Contained in both the House and Senate bills, but overshadowed by more controversial provisions such as the Consumer Financial Protection Agency and bailout fund, risk retention would require mortgage originators who make loans to borrowers, as well as the securitizers who then sell those loans to investors in the secondary market, to hold a certain portion of that loan on their books.

The idea behind risk retention — that lenders will make better loans if they have “skin in the game” — is well-intended. As a member of the Small Business Committee, however, I know just how devastating of an effect a one-size-fits-all requirement would have on our nation’s smaller, independent mortgage lenders. The fact is, it would quickly put them out of business, taking away important jobs and making affordable credit more difficult to obtain for millions of families.

Families in small communities throughout the nation, and specifically in Central Illinois, depend on nondepository lenders to borrow money to purchase or refinance a home. An across-the-board risk retention requirement will not only hurt these lenders but will unjustly penalize our small-town communities that depend on them as the best source for loans. These lenders are not the Goldman Sachs brokers who receive $10 million bonuses for shorting the market or AIG executives who jet around the country on the taxpayer’s dime. They are the local sponsors of Little League teams and the backers of community events.

When a nondepository bank loans money to a borrower to purchase a home, it borrows these funds from another bank. After the mortgage closes, it is sold to an investor. The lender then repays the original loan that it used to make the mortgage and originates new loans.

The simple fact is that nondepository lenders, by the nature of their business model, do not hold loans on their books. This is not to say that these small lenders don’t have a fair amount of “skin in the game” already. Should the borrower default on the mortgage, the investor who purchased the mortgage can go back and inspect the original underwriting done by the lender. If it is determined that the lender failed to exercise proper due diligence, these nondepository lenders must take the loss on the loan.

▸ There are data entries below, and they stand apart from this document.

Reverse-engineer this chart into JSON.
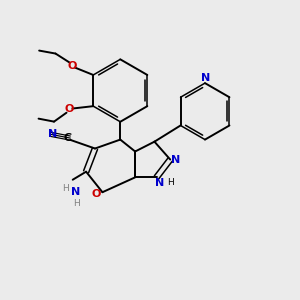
{
  "bg_color": "#ebebeb",
  "bond_color": "#000000",
  "n_color": "#0000cc",
  "o_color": "#cc0000",
  "text_color": "#000000",
  "figsize": [
    3.0,
    3.0
  ],
  "dpi": 100,
  "xlim": [
    0,
    10
  ],
  "ylim": [
    0,
    10
  ]
}
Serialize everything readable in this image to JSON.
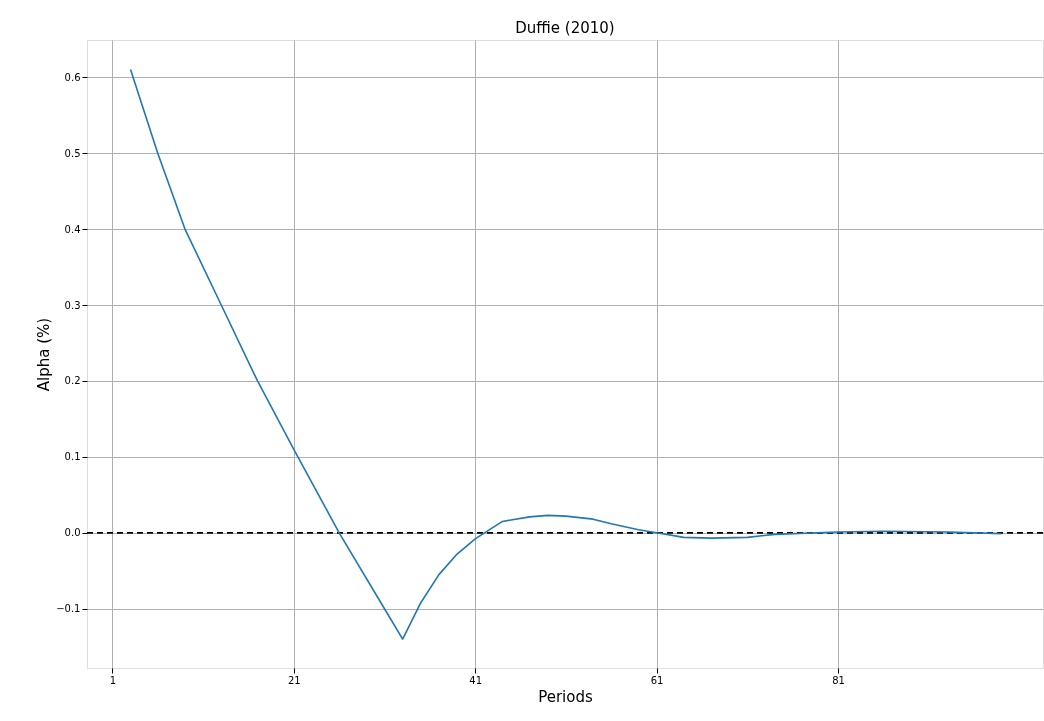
{
  "chart_data": {
    "type": "line",
    "title": "Duffie (2010)",
    "xlabel": "Periods",
    "ylabel": "Alpha (%)",
    "xlim": [
      -1.8,
      103.6
    ],
    "xticks": [
      1,
      21,
      41,
      61,
      81
    ],
    "ylim": [
      -0.178,
      0.649
    ],
    "yticks": [
      -0.1,
      {
        "value": 0,
        "label": "0.0"
      },
      0.1,
      0.2,
      0.3,
      0.4,
      0.5,
      0.6
    ],
    "grid": true,
    "line_style": "solid",
    "ref_lines": [
      {
        "axis": "y",
        "value": 0,
        "color": "#000000",
        "line_style": "dashed"
      }
    ],
    "series": [
      {
        "color": "#1f77b4",
        "x": [
          3,
          6,
          9,
          13,
          17,
          21,
          26,
          31,
          33,
          35,
          37,
          39,
          41,
          44,
          47,
          49,
          51,
          54,
          56,
          59,
          61,
          64,
          67,
          71,
          74,
          81,
          86,
          93,
          99
        ],
        "values": [
          0.61,
          0.5,
          0.4,
          0.3,
          0.2,
          0.11,
          0.0,
          -0.1,
          -0.14,
          -0.092,
          -0.055,
          -0.028,
          -0.008,
          0.015,
          0.021,
          0.023,
          0.022,
          0.018,
          0.012,
          0.004,
          0.0,
          -0.006,
          -0.007,
          -0.006,
          -0.002,
          0.001,
          0.002,
          0.001,
          -0.001
        ]
      }
    ]
  }
}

If that isn’t “skin in the game,” I don’t know what is. Risk retention, if forced on smaller lenders, would quickly put them out of business.

The irony here is clear as day. Regulatory reform, we have been repeatedly told, is intended to end “too big to fail.” But by putting smaller lenders out of business, risk retention will perversely consolidate lending in the largest banks. By driving so many of the small lenders out of the business of making loans, we’re essentially making those companies that are fortunate enough to survive bigger and bigger — essentially codifying the concept of companies being “too big to fail.”

As we continue to debate the financial regulatory reform legislation, there is a simple fix to negate the potentially catastrophic effects risk retention will have on small, independently owned nonbank lenders. By exempting loans that are of lower risk from these new onerous guidelines, we can avoid the layoffs and credit crunch that will occur when the hundreds of nondepository lenders are subjected to these requirements.

For instance, Congress should exempt lower-risk loans that are fully amortized and fully documented, and have a sufficient down payment. By doing so, we would be encouraging stable and safer loans that would lead to a rebuilding of the mortgage and real estate markets.

The bottom line is by putting smaller lenders out of business, we will be drastically limiting the choice of consumers and perpetuating “too big to fail.” Instead of harming our smaller communities and the small businesses in them, let’s enact sensible risk retention provisions that will lead to safer loans and a stronger real estate market.

Rep. Aaron Schock (R-Ill.) is a member of the Small Business Committee.